Mekke’nin Fethinin Ardından Kâbe’nin Anahtarının Hz. Muhammed Tarafından Kendisine Teslim Edildiği Anda Osman Bin Talha’nın Müslüman Olmadığı İddiası Doğru Değil

Kâbe’nin anahtarının Hz. Peygamber tarafından teslim edilen Osman Bin Talha’nın Mekke’nin fethedildiği tarihte Müslüman olmadığı iddiası doğru değil. Osman bin Talha, Mekke’nin fethinin öncesinde Hz. Muhammed’in huzurunda Medine’de Müslüman olmuştu.

Yanlış İddia

 

İslâm dininin liyâkata, emanetin ehline verilmesi gerekliliğine verdiği önemi aktarmak adına Hz. Muhammed’in Mekke’nin fethinden sonra Kâbe’nin anahtarını Müslüman olmayan bir Mekkeli müşrike verdiği anlatılagelmiştir. Hatta bazıları, Kâbe’nin anahtarı kendisine verildiğinde Müslüman olmayan Osman bin Talha’nın Hz. Peygamberin bu hareketinden etkilenerek Müslüman olduğu öne sürülmektedir. Halbuki, bu anlatının doğruluk payı bulunmamaktadır.

Mekke’nin fethinden sonra Kâbe’nin anahtarının teslim edildiği anda Osman bin Talha’nın Müslüman olmadığını iddia eden metin şu şekilde:

“Hz. Peygamber, Mekke’nin fethinden sonra İslam aleminin en kıymetli mekanı olan Kabe-i Şerif’in anahtarını fetihten önceki görevli Osman bin Talha’ya vermeye devam etti.

O bir Müslüman değildi fakat Hz. Peygamber işi ehline verirdi. İşte dinimizdeki liyakat esası böyledir.

Dinimizin liyakat esası, Kabe gibi mühim bir yere dahi gayrimüslimin görevli olmasına imkan tanır.

Osman bin Talha fetihten önce görevini layıkıyla yapmıştı. Bu nedenle anahtar onda bırakıldı.

Hz. Peygamber’in amcası Abbas, Kabe’nin anahtarını Osman bin Talha’dan alınca konu Hz. Peygamber’e gitti ve “Allah size emanetleri ehline vermenizi emreder” (Nisa 58) ayet-i kerimesi nazil oldu.

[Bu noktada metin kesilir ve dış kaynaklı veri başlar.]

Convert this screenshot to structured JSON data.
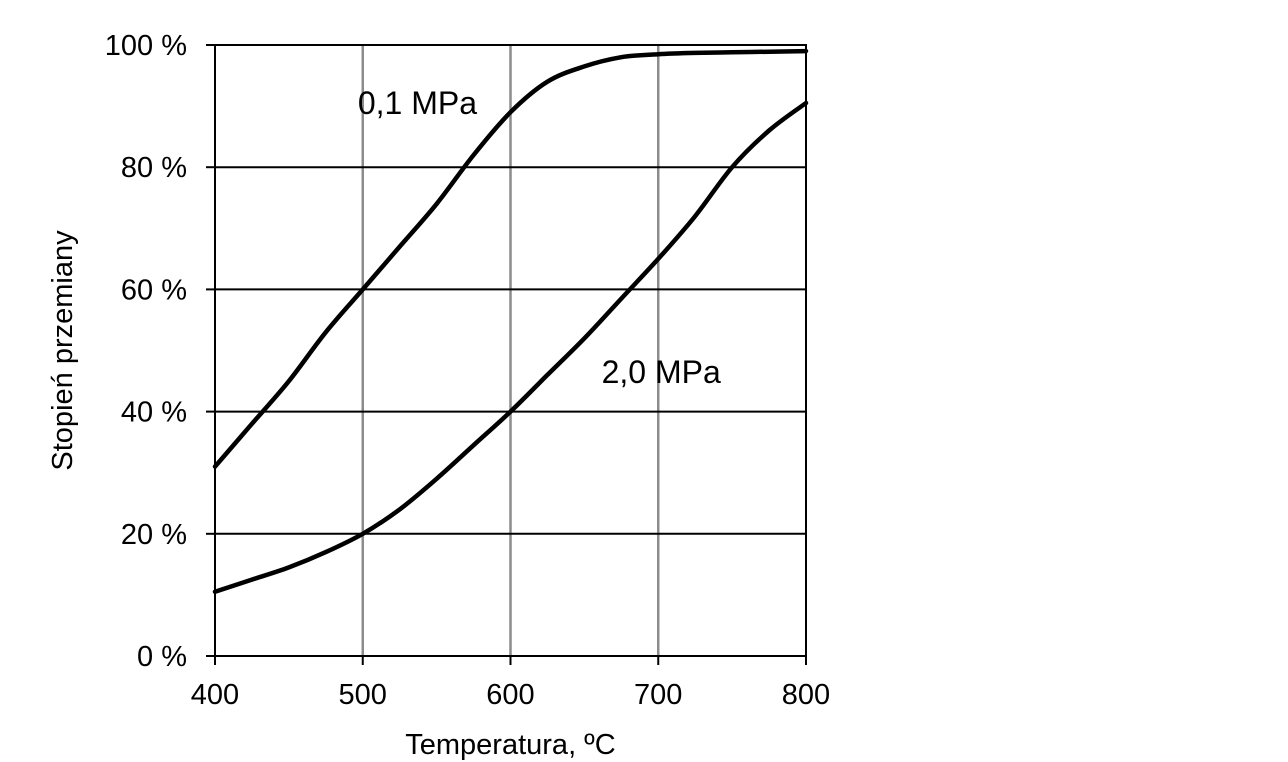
{
  "chart_data": {
    "type": "line",
    "title": "",
    "xlabel": "Temperatura, ºC",
    "ylabel": "Stopień przemiany",
    "xlim": [
      400,
      800
    ],
    "ylim": [
      0,
      100
    ],
    "x_ticks": [
      400,
      500,
      600,
      700,
      800
    ],
    "x_tick_labels": [
      "400",
      "500",
      "600",
      "700",
      "800"
    ],
    "y_ticks": [
      0,
      20,
      40,
      60,
      80,
      100
    ],
    "y_tick_labels": [
      "0 %",
      "20 %",
      "40 %",
      "60 %",
      "80 %",
      "100 %"
    ],
    "grid": true,
    "legend": "none",
    "colors": {
      "line": "#000000",
      "vertical_grid": "#8c8c8c",
      "horizontal_grid": "#000000",
      "axis": "#000000"
    },
    "series": [
      {
        "name": "0,1 MPa",
        "x": [
          400,
          425,
          450,
          475,
          500,
          525,
          550,
          575,
          600,
          625,
          650,
          675,
          700,
          725,
          750,
          775,
          800
        ],
        "y": [
          31,
          38,
          45,
          53,
          60,
          67,
          74,
          82,
          89,
          94,
          96.5,
          98,
          98.5,
          98.7,
          98.8,
          98.9,
          99
        ]
      },
      {
        "name": "2,0 MPa",
        "x": [
          400,
          425,
          450,
          475,
          500,
          525,
          550,
          575,
          600,
          625,
          650,
          675,
          700,
          725,
          750,
          775,
          800
        ],
        "y": [
          10.5,
          12.5,
          14.5,
          17,
          20,
          24,
          29,
          34.5,
          40,
          46,
          52,
          58.5,
          65,
          72,
          80,
          86,
          90.5
        ]
      }
    ],
    "annotations": [
      {
        "text": "0,1 MPa",
        "x": 537,
        "y": 90.5
      },
      {
        "text": "2,0 MPa",
        "x": 702,
        "y": 46.5
      }
    ]
  }
}
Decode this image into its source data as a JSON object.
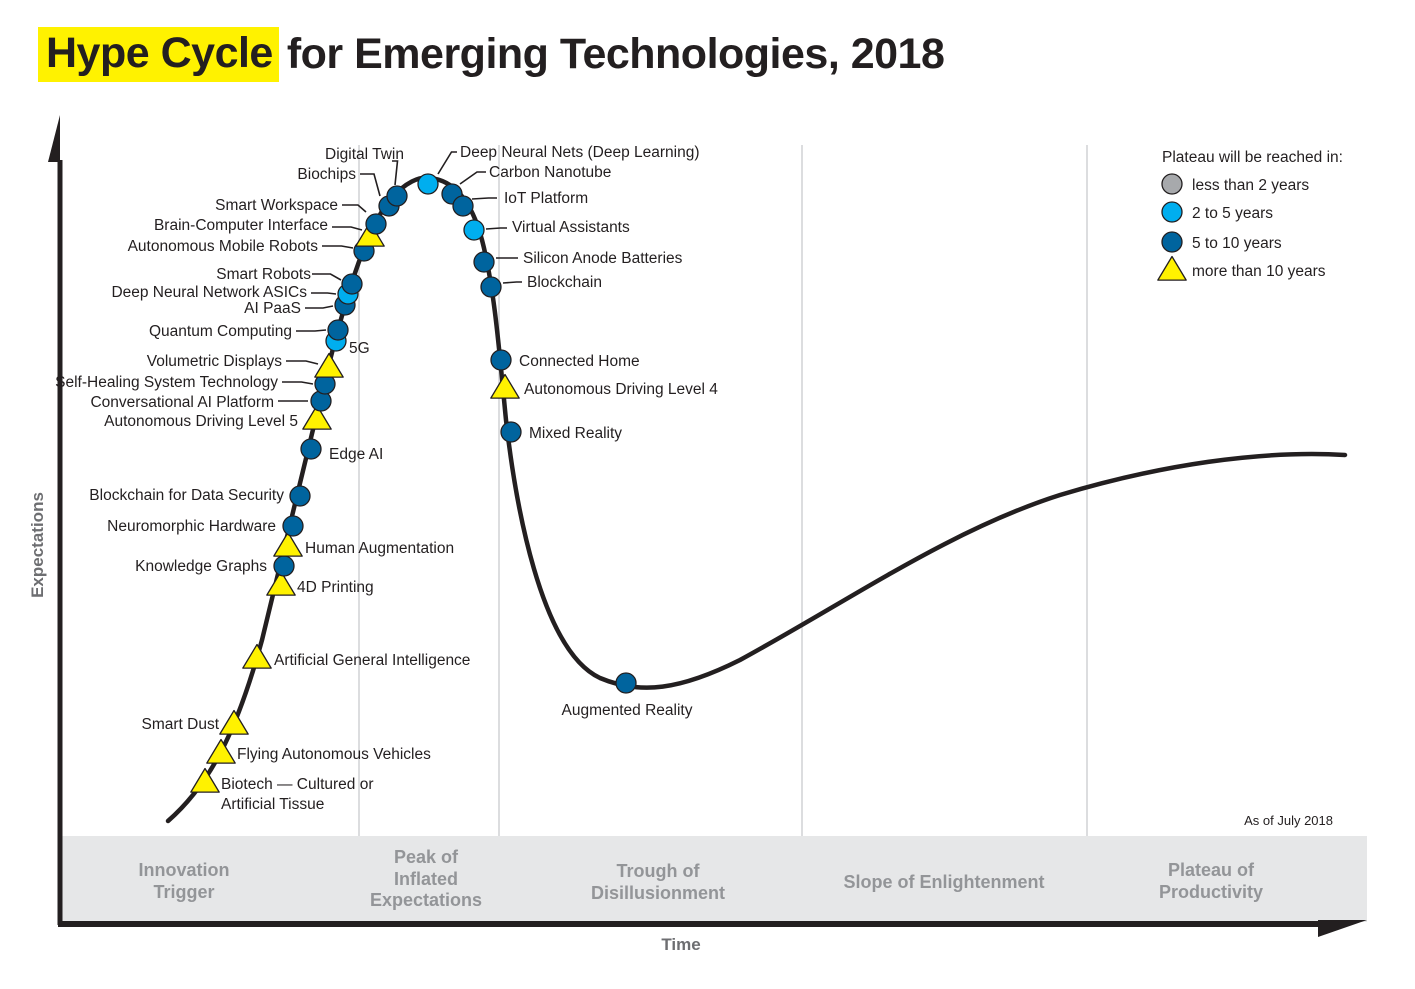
{
  "title": {
    "highlight": "Hype Cycle",
    "rest": "for Emerging Technologies, 2018"
  },
  "axes": {
    "y_label": "Expectations",
    "x_label": "Time"
  },
  "as_of": "As of July 2018",
  "phases": [
    {
      "lines": [
        "Innovation",
        "Trigger"
      ]
    },
    {
      "lines": [
        "Peak of",
        "Inflated",
        "Expectations"
      ]
    },
    {
      "lines": [
        "Trough of",
        "Disillusionment"
      ]
    },
    {
      "lines": [
        "Slope of Enlightenment"
      ]
    },
    {
      "lines": [
        "Plateau of",
        "Productivity"
      ]
    }
  ],
  "colors": {
    "highlight": "#fff200",
    "curve": "#231f20",
    "band": "#e6e7e8",
    "phase_text": "#939598",
    "lt2": "#a7a9ac",
    "2to5": "#00aeef",
    "5to10": "#00649e",
    "gt10": "#fff200"
  },
  "legend": {
    "title": "Plateau will be reached in:",
    "items": [
      {
        "key": "lt2",
        "shape": "circle",
        "label": "less than 2 years"
      },
      {
        "key": "2to5",
        "shape": "circle",
        "label": "2 to 5 years"
      },
      {
        "key": "5to10",
        "shape": "circle",
        "label": "5 to 10 years"
      },
      {
        "key": "gt10",
        "shape": "triangle",
        "label": "more than 10 years"
      }
    ]
  },
  "chart_data": {
    "type": "scatter",
    "title": "Hype Cycle for Emerging Technologies, 2018",
    "xlabel": "Time",
    "ylabel": "Expectations",
    "note": "positions expressed as fraction of time axis (0-1) and expectations (0-1)",
    "technologies": [
      {
        "name": "Biotech — Cultured or Artificial Tissue",
        "lines": [
          "Biotech — Cultured or",
          "Artificial Tissue"
        ],
        "plateau": "gt10",
        "phase": "Innovation Trigger",
        "t": 0.113,
        "e": 0.06
      },
      {
        "name": "Flying Autonomous Vehicles",
        "plateau": "gt10",
        "phase": "Innovation Trigger",
        "t": 0.124,
        "e": 0.1
      },
      {
        "name": "Smart Dust",
        "plateau": "gt10",
        "phase": "Innovation Trigger",
        "t": 0.137,
        "e": 0.145
      },
      {
        "name": "Artificial General Intelligence",
        "plateau": "gt10",
        "phase": "Innovation Trigger",
        "t": 0.155,
        "e": 0.245
      },
      {
        "name": "4D Printing",
        "plateau": "gt10",
        "phase": "Innovation Trigger",
        "t": 0.173,
        "e": 0.355
      },
      {
        "name": "Knowledge Graphs",
        "plateau": "5to10",
        "phase": "Innovation Trigger",
        "t": 0.176,
        "e": 0.385
      },
      {
        "name": "Human Augmentation",
        "plateau": "gt10",
        "phase": "Innovation Trigger",
        "t": 0.181,
        "e": 0.415
      },
      {
        "name": "Neuromorphic Hardware",
        "plateau": "5to10",
        "phase": "Innovation Trigger",
        "t": 0.185,
        "e": 0.445
      },
      {
        "name": "Blockchain for Data Security",
        "plateau": "5to10",
        "phase": "Innovation Trigger",
        "t": 0.19,
        "e": 0.49
      },
      {
        "name": "Edge AI",
        "plateau": "5to10",
        "phase": "Innovation Trigger",
        "t": 0.198,
        "e": 0.55
      },
      {
        "name": "Autonomous Driving Level 5",
        "plateau": "gt10",
        "phase": "Innovation Trigger",
        "t": 0.204,
        "e": 0.595
      },
      {
        "name": "Conversational AI Platform",
        "plateau": "5to10",
        "phase": "Innovation Trigger",
        "t": 0.207,
        "e": 0.62
      },
      {
        "name": "Self-Healing System Technology",
        "plateau": "5to10",
        "phase": "Innovation Trigger",
        "t": 0.21,
        "e": 0.645
      },
      {
        "name": "Volumetric Displays",
        "plateau": "gt10",
        "phase": "Innovation Trigger",
        "t": 0.213,
        "e": 0.67
      },
      {
        "name": "5G",
        "plateau": "2to5",
        "phase": "Innovation Trigger",
        "t": 0.218,
        "e": 0.71
      },
      {
        "name": "Quantum Computing",
        "plateau": "5to10",
        "phase": "Innovation Trigger",
        "t": 0.22,
        "e": 0.725
      },
      {
        "name": "AI PaaS",
        "plateau": "5to10",
        "phase": "Innovation Trigger",
        "t": 0.224,
        "e": 0.77
      },
      {
        "name": "Deep Neural Network ASICs",
        "plateau": "2to5",
        "phase": "Innovation Trigger",
        "t": 0.226,
        "e": 0.79
      },
      {
        "name": "Smart Robots",
        "plateau": "5to10",
        "phase": "Innovation Trigger",
        "t": 0.228,
        "e": 0.805
      },
      {
        "name": "Autonomous Mobile Robots",
        "plateau": "5to10",
        "phase": "Peak of Inflated Expectations",
        "t": 0.234,
        "e": 0.855
      },
      {
        "name": "Brain-Computer Interface",
        "plateau": "gt10",
        "phase": "Peak of Inflated Expectations",
        "t": 0.238,
        "e": 0.88
      },
      {
        "name": "Smart Workspace",
        "plateau": "5to10",
        "phase": "Peak of Inflated Expectations",
        "t": 0.243,
        "e": 0.9
      },
      {
        "name": "Biochips",
        "plateau": "5to10",
        "phase": "Peak of Inflated Expectations",
        "t": 0.252,
        "e": 0.93
      },
      {
        "name": "Digital Twin",
        "plateau": "5to10",
        "phase": "Peak of Inflated Expectations",
        "t": 0.26,
        "e": 0.945
      },
      {
        "name": "Deep Neural Nets (Deep Learning)",
        "plateau": "2to5",
        "phase": "Peak of Inflated Expectations",
        "t": 0.283,
        "e": 0.965
      },
      {
        "name": "Carbon Nanotube",
        "plateau": "5to10",
        "phase": "Peak of Inflated Expectations",
        "t": 0.302,
        "e": 0.95
      },
      {
        "name": "IoT Platform",
        "plateau": "5to10",
        "phase": "Peak of Inflated Expectations",
        "t": 0.31,
        "e": 0.935
      },
      {
        "name": "Virtual Assistants",
        "plateau": "2to5",
        "phase": "Peak of Inflated Expectations",
        "t": 0.319,
        "e": 0.89
      },
      {
        "name": "Silicon Anode Batteries",
        "plateau": "5to10",
        "phase": "Peak of Inflated Expectations",
        "t": 0.326,
        "e": 0.83
      },
      {
        "name": "Blockchain",
        "plateau": "5to10",
        "phase": "Peak of Inflated Expectations",
        "t": 0.331,
        "e": 0.795
      },
      {
        "name": "Connected Home",
        "plateau": "5to10",
        "phase": "Trough of Disillusionment",
        "t": 0.338,
        "e": 0.685
      },
      {
        "name": "Autonomous Driving Level 4",
        "plateau": "gt10",
        "phase": "Trough of Disillusionment",
        "t": 0.341,
        "e": 0.645
      },
      {
        "name": "Mixed Reality",
        "plateau": "5to10",
        "phase": "Trough of Disillusionment",
        "t": 0.346,
        "e": 0.585
      },
      {
        "name": "Augmented Reality",
        "plateau": "5to10",
        "phase": "Trough of Disillusionment",
        "t": 0.437,
        "e": 0.2
      }
    ]
  }
}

Bunun üzerine Kabe anahtarı yeniden Osman bin Talha’ya verildi.”

 

Kâbe'nin Anahtarı Hz. Peygamber Tarafından Kendisine Mekke'nin Fethinin Akabinde Teslim Edildiğinde Osman Bin Talha'nın Müslüman Olmadığını İddia Eden Paylaşım
Kâbe’nin Anahtarı Hz. Peygamber Tarafından Kendisine Mekke’nin Fethinin Akabinde Teslim Edildiğinde Osman Bin Talha’nın Müslüman Olmadığını İddia Eden Paylaşım

 

Osman bin Talha, Kâbe’nin bakımı, kapısı ve anahtarlarının muhafazası ile ziyarete açılması görevini nesillerdir ifa eden Kureyş’in Abdüddâroğulları boyuna mensuptu.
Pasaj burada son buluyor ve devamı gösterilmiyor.